Journal of Archaeology in the Low Countries 4-2 (April 2013)Annet Nieuwhof: Anglo-Saxon immigration or continuity? Ezinge and the coastal area of the northern Netherlands in the Migration Period.
3. Pottery assemblages from Ezinge, Midlaren-De Bloemert and the Feddersen Wierde

3.1 Ezinge

The terp of Ezinge had attracted the attention of Van Giffen in 1923, during commercial quarrying of the fertile terp soil. During the following years, Van Giffen and his assistants documented sections and carried out small excavations while quarrying continued. Between 1931 and 1934, Van Giffen managed to organize a large-scale excavation in Ezinge. One eighth (2 ha) of the terp was entirely excavated in 22 levels. The excavation attracted much international attention because of the modern excavation technique and the well-preserved organic remains, especially the many impressive remains of large, 3-aisled farmhouses. Ezinge must have been a relatively large village settlement. If we take the number of houses recognized by De Langen and Waterbolk in the excavated part of the terp as a lead (De Langen & Waterbolk 1989; Waterbolk 1991), the village varied between c. 5 and 20 houses.
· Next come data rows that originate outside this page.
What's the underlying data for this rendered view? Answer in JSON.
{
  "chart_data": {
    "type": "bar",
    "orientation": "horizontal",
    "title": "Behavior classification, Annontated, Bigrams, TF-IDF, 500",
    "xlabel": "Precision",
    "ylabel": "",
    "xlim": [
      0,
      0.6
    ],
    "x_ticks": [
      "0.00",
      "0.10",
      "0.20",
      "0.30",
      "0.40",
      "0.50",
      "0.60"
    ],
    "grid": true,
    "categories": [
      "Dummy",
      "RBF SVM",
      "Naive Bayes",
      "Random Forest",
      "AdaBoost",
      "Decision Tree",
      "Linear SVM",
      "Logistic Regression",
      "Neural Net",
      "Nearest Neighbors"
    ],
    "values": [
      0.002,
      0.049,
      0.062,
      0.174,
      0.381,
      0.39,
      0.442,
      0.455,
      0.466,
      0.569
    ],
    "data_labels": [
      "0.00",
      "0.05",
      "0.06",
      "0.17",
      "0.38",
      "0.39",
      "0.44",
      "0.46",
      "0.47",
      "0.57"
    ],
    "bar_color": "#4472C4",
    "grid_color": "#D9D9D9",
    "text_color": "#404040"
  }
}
Handmade pottery is the most sizeable find category in Ezinge with almost 20.000 pots and potsherds (1025 kg) from the entire habitation period between 500 BC and AD 1500. The (compared to modern terp excavations) large percentage of rims and complete pots (as many as 223 complete archaeological profiles) shows that pottery was probably collected selectively.